Radyo ve Televizyon Kuruluş ve Yayın Hizmetleri Hakkında Kanun'a bakıyoruz. İlgili 8. maddenin (k) fıkrası, (yayın hizmetleri)
'Siyasî partiler ve demokratik gruplarla ilgili tek yönlü veya taraf tutar nitelikte olmaz' diyor
. Şimdi soruyorum: Hangi ölçütlere göre
A Haber yayınlarının bu nitelikte olduğuna karar veriyorsunuz?... Siyasî bir görüşü olmayan tek bir TV kanalı var mı?... Birtakım televizyon kanalları aylarca
Başbakan ve
AK Parti aleyhine olmadık iftiralar atıp yalan yayın yapmadılar mı?... Siz şimdi bütün bunları görmezden gelirsenliz
YSK'nın tarafsızlığından söz edilebilir mi? İnsanın ister istemez aklına geliyor; yoksa yargı içindeki yapılanmadan
YSK da mı etkilenmiş bulunuyor?...
***
Modern demokrasilerin en çok tartışılan iki çıkmazı, medya ve finansman meseleleridir. Bu sorunlar henüz gelişmiş demokrasilerde bile çözümlenebilmiş değildir. Hâl böyleyken, bir TV kanalına
'Sen Başbakan'ın mitinglerini canlı yayınlıyorsun?' diye ceza yağdırmak hiçbir demokratik hukuk devletinde söz konusu dahi edilemez. Ben
Turkuvaz Medya Grubu'nun bir gazetesinde, yıllardır büyük bir düşünce hürriyeti içinde köşe yazarlığı yapıyorum. Yazılarıma tek bir müdahalede bulunulmadı. Zaman zaman kendi gazeteme ters düştüğüm de oldu.

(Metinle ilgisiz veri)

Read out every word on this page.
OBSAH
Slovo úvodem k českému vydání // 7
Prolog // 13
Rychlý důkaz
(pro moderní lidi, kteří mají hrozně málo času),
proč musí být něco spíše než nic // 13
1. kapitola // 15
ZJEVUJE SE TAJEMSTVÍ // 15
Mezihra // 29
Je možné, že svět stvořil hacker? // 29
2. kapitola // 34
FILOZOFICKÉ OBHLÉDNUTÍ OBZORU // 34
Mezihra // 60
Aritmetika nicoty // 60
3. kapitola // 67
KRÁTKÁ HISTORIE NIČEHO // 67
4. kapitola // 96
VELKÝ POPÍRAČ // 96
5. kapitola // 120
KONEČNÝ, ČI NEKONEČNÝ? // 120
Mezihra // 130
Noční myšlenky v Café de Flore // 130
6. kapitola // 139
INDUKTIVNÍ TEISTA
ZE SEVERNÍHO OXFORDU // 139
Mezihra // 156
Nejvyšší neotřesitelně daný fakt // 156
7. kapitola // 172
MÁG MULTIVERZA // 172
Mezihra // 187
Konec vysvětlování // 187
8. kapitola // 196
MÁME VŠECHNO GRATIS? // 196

A Haber'in haksız yere cezalandırılması karşısında ömrünü hukuka vakfetmiş ve bu konuda tek hatâ işlememiş bir münevver olarak samimiyetle üzülüyor ve
YSK'nın bu yasak kararlarını şiddetle protesto ediyorum.
YSK bu yanlış ve antidemokratik kararlarını derhal düzeltmelidir.
Türkiye'yi yarım asırlık jüristokratik vesayet dönemine döndürmeye kimsenin gücü yetmeyecektir.